TheROC lutou contra a igreja ucraniana independente em duas frentes. Por um lado, desafiou diretamente a própria idéia da autocefalia da igreja. Por outro lado, tentou aumentar a sua influência em outros territórios. Isto é particularmente claro na Coreia, onde Constantinopla já era uma força militante. De facto, em 2018-19, por volta da época em que a autocefalia ucraniana foi proclamada, a ROC expandiu a sua influência na área criando um Exarchate Patriarcal no sudeste asiático. A igreja também criou uma Diocese da Coreia e nomeou o Arcebispo Theophan (Kim, Alexey Illarionovich) comohierarch. Uma vez que Constantinopla já estava activa neste território, a nova diocese russa desafia agora efectivamente a sua autoridade. A decisão da igreja russa é difícil de justificar segundo a lei canônica porque vai contra o princípio da territorialidade (“uma cidade, um bispo, uma igreja”), segundo o qual um bispo não deve operar fora de suas fronteiras, particularmente se o território já está sob a jurisdição de outra igreja ortodoxa.
Reconhecimento da autocefalia ucraniana dentro da ortodoxia
Os esforços da ROC para desafiar a autocefalia dificultaram o reconhecimento do novo corpo na Ucrânia por outras igrejas. Assim, as Igrejas Ortodoxas Albanesas, Checoslovacas, Polacas e Sérvias que têm um forte relacionamento com a ROC, não reconheceram a UCO. A ROC tem uma forte presença em Israel, por isso a Igreja de Jerusalém também não reconheceu a autocefalia. Outras igrejas não podem se dar ao luxo de tomar uma posição tão clara. A Igreja de Antioquia, por exemplo, gostaria de permanecer em bons termos com Constantinopla. Estando próxima do governo de Bashar al-Assad, porém, não pode rejeitar a ROC, dado o pano de fundo da guerra civil na Síria. Apenas as igrejas próximas a Constantinopla, como a Igreja Grega de Atenas, a Igreja de Alexandria e, mais recentemente, a Igreja de Chipre, reconheceram a autocefalia. Como resultado, a ROC cortou oficialmente os laços com estas igrejas e deixou de comemorar os seus patriarcas, tal como fez com o Patriarcado Ecuménico.
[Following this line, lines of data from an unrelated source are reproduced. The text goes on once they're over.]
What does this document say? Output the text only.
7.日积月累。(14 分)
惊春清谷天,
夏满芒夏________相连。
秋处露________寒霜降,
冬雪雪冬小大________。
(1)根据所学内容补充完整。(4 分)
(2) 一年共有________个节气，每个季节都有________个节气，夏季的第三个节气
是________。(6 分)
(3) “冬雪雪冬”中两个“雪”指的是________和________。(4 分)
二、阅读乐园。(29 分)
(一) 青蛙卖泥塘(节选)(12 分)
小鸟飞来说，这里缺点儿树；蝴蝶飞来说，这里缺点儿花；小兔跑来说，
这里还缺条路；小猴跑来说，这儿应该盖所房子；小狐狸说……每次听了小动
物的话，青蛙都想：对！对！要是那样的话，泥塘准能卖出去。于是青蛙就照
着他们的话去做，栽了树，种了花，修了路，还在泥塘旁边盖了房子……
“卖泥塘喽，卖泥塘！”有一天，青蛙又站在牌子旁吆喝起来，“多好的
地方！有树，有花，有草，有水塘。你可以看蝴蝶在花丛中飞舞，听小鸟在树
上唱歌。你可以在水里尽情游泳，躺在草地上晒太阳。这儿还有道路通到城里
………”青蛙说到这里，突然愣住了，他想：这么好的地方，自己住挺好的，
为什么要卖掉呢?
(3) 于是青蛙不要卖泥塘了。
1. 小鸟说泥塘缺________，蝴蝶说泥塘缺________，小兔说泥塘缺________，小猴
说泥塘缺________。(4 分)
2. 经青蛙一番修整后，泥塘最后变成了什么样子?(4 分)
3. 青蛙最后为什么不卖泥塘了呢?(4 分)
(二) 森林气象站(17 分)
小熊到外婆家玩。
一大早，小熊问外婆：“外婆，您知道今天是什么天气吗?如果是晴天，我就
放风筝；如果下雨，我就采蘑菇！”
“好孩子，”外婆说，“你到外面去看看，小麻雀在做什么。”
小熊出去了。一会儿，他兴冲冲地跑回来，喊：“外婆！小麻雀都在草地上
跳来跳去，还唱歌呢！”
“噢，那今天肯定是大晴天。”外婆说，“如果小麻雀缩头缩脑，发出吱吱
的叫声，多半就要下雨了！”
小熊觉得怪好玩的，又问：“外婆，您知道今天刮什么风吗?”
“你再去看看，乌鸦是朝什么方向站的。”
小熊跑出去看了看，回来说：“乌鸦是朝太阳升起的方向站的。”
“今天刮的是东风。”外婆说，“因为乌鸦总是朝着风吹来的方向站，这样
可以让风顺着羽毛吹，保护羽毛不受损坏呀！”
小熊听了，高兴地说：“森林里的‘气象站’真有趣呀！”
Então, que conclusões podemos tirar de tudo isto? Primeiro, parece que a Ortodoxia Russa fora da Rússia ainda possui frequentemente uma agenda política capaz de influenciar a Ortodoxia como um todo. Hoje em dia, a autocefalia da Ucrânia permanece, embora seja vista cada vez mais como uma questão puramente política. Os tomos não foram rescindidos e algumas paróquias continuam a mudar da ROC para aOCU. A recente mudança da política russa e ucraniana para outros assuntos, especialmente a actual crise da Covid, poderia ajudar a estabelecer um status quo que iria legitimar a posição da UCO. Este reconhecimento de fatos fatos ajudou outras autocefalias no passado.
Em comparação com o presidente Poroshenko, que fez um forte lobby a favor da autocefalia, Zelenskyy não parece compartilhar esta crença na importância da religião em relação à independência da Ucrânia. Ele tende a considerar o assunto como um assunto privado. Portanto, ele não se expressa muito sobre o tema da religião. Contudo, dentro da Ortodoxia, o problema da autocefalia ainda não parece ser um assunto resolvido. Em 16 de setembro, o Presidente Stevo Pendarovski, da Macedônia do Norte, enviou um pedido formal a Bartolomeu I para conceder autocefalia à Igreja Ortodoxa do Norte da Macedônia, que atualmente tem um estatuto autônomo dentro da Igreja Ortodoxa Sérvia. Ao conceder autocefalia à igreja na Ucrânia, Bartolomeu I parece ter criado um precedente potencialmente perigoso.
Thibaut Auplat é um recém-graduado de Mestrado em Estudos Interdisciplinares Europeus no Colégio da Europa em Natolin. Agrégé de grammaire, ele também tem um mestrado em clássicos da Universität Hamburg e Aix-Marseille Université.